Anne Lacouture dans la suite de sa dernière exposition : « Menteur Menteur » explore l’oubli et ce qui revient malgré nous à la surface.
Qu’elle part de volonté dans l’oubli ? Que retenir de nous ?
Comment certaines choses passent de l’anecdote au mythe, traversant les générations dans l’impermanence du monde ?
Pourquoi certaines choses s’inscrive comme indélébile ?
Est ce un rêve qui me surprend au détour de la vie?
Comment cela me transforme au cours de ma vie?
© Anne Lacouture
Dans cette nouvelle exposition: « Feuille songe« , faite de papier, de fil, de feutrine, d’encre, de mine de plomb, de pensées cachées, se dessine ni traces, ni archives mais les mécanismes de l’oubli, jeux de cache cache à qui perd gagne.
« Feuille songe« , en créole de la Réunion pays d’origine d’Anne Lacouture, est une plante comestible en partie souterraine: la tubercule, et en partie aérienne : les feuilles.
L’une se mange, la racine, s’assimile lentement dans le corps, secret indicible, motif en évolution d’un ADN qui se transmet.
L’autre, la feuille ne laisse rien passer, imperméable à tout, elle se jette à la fin.
Plante étrange dont le mot revient au détour sur la langue, à la permanence du goût d’une inversion silencieuse.
© Anne Lacouture
Anne Lacouture déploie le motif en six tableaux et quatre volumes.
L’un « Onantsira« , le scalp, le trophée, conscience des mots / des maux. Oeuvre de 2m2 suspendue composée de fils enfermant dans leurs rets de petits papiers dans de petites poches.
Cet ensemble de faits s’inscrit tout au long d’une année: actualités, pensées, émissions de radio, télévisées, secrets, faits divers, articles de presse.
L’oeuvre non finie reste en évolution.
À l’opposé la » Méduse » faite de fils rouges, de feutrine, de papier, sur un motif de tondo reprend le thème des secrets mais cette fois, ceux de l’enfance: boîte à secrets, boîte aux trésors, carnet intime.
© Anne Lacouture
Ils sont sans valeur mais forts des désirs de l’enfance, investis de pouvoirs.

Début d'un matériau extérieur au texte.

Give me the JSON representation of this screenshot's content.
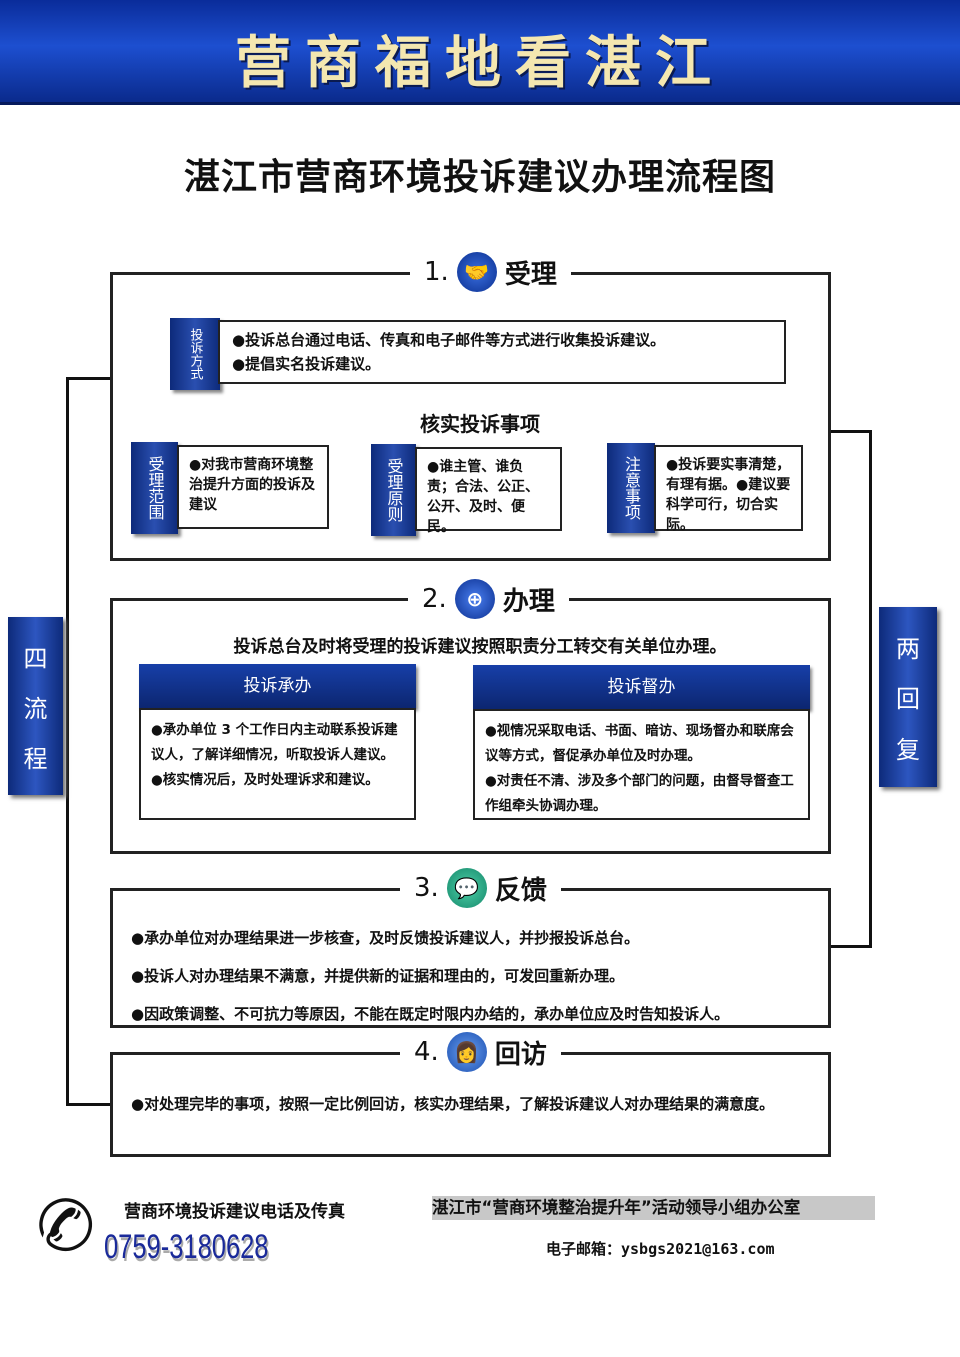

Tous ces messages enfouis, tout au long de notre vie sont des parties de rituels portatifs de nos mythologies personnelles.
Ils viennent du plus profond de notre être, d’un organe non encore découvert siège des sentiments.
Dans la troisième sculpture Anne Lacouture nous en offre une représentation, une cartographie à partir de fruit séché transpercés de clous.
La 4 ème sculpture, labyrinthe fait de fils rouges représenté par la « Forêt du Maïdo« .
Forêt, aux milles sentes de montagne, formée de tamariniers rouges.
C’est la forêt où Dante s’est endormi au milieu de sa vie pour s’éveiller à une nouvelle quête.
Cet ensemble de 4 sculptures sont les voies par lesquelles il faut abandonner quelques chose pour choisir telle ou telle direction.
© Anne Lacouture
Enlever, oublier pour se construire l’autre partie de l exposition formée de six stations dessinées: « Les accords perdus« , « les jours de mistral« , « j’ai oublié« , « l’apparat« , « familly« , » humus« , montre comment à partir de légères transformations successives s’opèrent les mutations de notre être, comme chez Boris Vian ou Kafka.
Le tamis de nos oublis nous transmue.
Nous ne le percevons pas toujours mais ça gratte aux entournures.
Notre être est debout à travers, à travers tout.
Cela déchire la trame des attentes et des possibles. nous sommes devenus nénuphar, cafard, arbre, plante…
Ici le dessin juste est une trace où se lit le langage.
Alors il s’inscrit comme vérité.
C’est ce qui permet d’aller à l’autre.